02.05.2017 Articles Agriculture Fédération suisse du franches-montagnes, haras national d'Avenches, Agroscope

Jean-Paul Gschwind nouveau président de la FSFM

Réunis en assemblée le 11 avril 2017 à Wallierhof/Riedholz (SO), les délégués de la Fédération suisse du franches-montagnes (FSFM) ont pris des décisions importantes concernant l’avenir de la race et la conduite de leur organisation. Divers changements sont intervenus dans les organes de la FSFM. En effet, les délégués ont nommé le conseiller national PDC Jean-Paul Gschwind comme nouveau président de la FSFM.

Les 13 et 14 mai 2017 la Fédération suisse du franches-montagnes (FSFM) fête ses 20 ans d’existence. Quels sont les objectifs que vous vous êtes fixés pour ce jubilé ?

Tout d’abord, un mot sur le site retenu pour cette manifestation, la Ville de Balsthal a été choisie en raison de sa position géographique : un lieu mieux centré que ne l’aurait été le choix d’Avenches. La Fédération Suisse du Franches-Montagnes (FSFM) souhaite faire de ce jubilé une manifestation d’envergure nationale (n’oublions pas la race Franches-Montagnes est une race nationale). Elle souhaite associer à cette fête un grand public de tout âge, les familles, les éleveurs et les détenteurs de chevaux.

Les objectifs principaux consisteront à mettre en évidence les particularités, les qualités et les atouts de notre merveilleux cheval et diffuser encore plus largement une excellente image en Suisse et à l’étranger.

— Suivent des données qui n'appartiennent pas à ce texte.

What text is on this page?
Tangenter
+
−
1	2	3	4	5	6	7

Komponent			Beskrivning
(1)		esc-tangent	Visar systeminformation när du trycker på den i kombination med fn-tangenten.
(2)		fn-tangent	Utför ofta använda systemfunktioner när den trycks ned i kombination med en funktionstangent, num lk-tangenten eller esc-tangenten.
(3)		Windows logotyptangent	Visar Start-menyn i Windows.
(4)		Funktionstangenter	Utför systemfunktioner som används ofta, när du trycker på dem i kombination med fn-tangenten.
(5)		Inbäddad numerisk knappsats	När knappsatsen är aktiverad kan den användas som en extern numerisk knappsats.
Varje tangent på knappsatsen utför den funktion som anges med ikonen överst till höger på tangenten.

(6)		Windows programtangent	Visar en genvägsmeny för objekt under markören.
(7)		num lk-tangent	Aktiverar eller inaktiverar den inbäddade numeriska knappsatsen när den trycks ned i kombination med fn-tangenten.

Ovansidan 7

La FSFM souhaite aussi sensibiliser le grand public aux différents enjeux de l’élevage chevalin en Suisse et notamment la sauvegarde de la race Franches-Montagnes.

Comment comptez-vous vous engager afin que la Confédération continue à s’impliquer activement dans le soutien à la race Franches-Montagnes ?

En ma qualité de Conseiller national, j’estime être la personne idéale pour faire le trait d’union entre le monde de l’élevage chevalin Franches-Montagnes et l’Office fédéral de l’agriculture. J’attacherai une importance primordiale à la réalisation de la stratégie politique mise en place. Je pense notamment à la réalisation du mandat de prestation 2014 – 2017 donné à Agroscope par le Conseil fédéral, à savoir l’élaboration d’une stratégie visant à sauvegarder la race Franches-Montagnes.

D’autre part, avec le Comité de FSFM, je suivrai avec attention les conclusions et les propositions concrètes du postulat 16.3061, de Madame la conseillère aux Etats, Anne Seydoux-Christ, intitulé « Sauver la race de chevaux Franches-Montagnes et le savoir-faire des éleveurs ». Il demande au Conseil fédéral d’étudier des mesures innovantes et susceptibles d’enrayer la diminution du nombre de naissance de chevaux. D’autre part, le Conseil fédéral examinera les possibilités éventuelles de revenir au contingent tarifaire minimal conclu par les accords de l’OMC (3322 chevaux au lieu de 3822 actuels). Je suis convaincu que la sauvegarde de la race Franches-Montagnes passe et passera par un soutien financier accru, qu’il soit direct ou indirect de la Confédération, soutien qu’il faudra certainement ciblé différemment.

Selon vous, quelle est l’action prioritaire à court terme qu’il faut mettre en place pour maintenir le haras national d’Avenches ?

Quand bien même l’exploitation et la pérennité du Haras national sont ancrées dans la loi fédérale sur l’agriculture, force est de constater que différents milieux politiques ou voisins de la race Franches-Montagnes, ont une fâcheuse tendance à toujours vouloir remettre en cause le Haras national.

Jusqu’à présent, à travers les crédits budgétaires, la Confédération joue parfaitement son rôle. Le Haras national doit améliorer son efficacité : il faudra définir un nouveau cahier des charges pour l’institution et son compétent personnel en collaboration avec tous les représentants et les acteurs de la filière équine Franches-Montagnes. Il faudra définir des objectifs précis qui viseront à améliorer la visibilité et la commercialisation des produits issus du savoir-faire ancestral des éleveurs. Le maintien, voire le renforcement du Haras national en tant que « pôle de compétence cheval » passe par la pérennisation de l’Institut suisse de médecine équestre, en collaboration avec le Tierspital de Berne.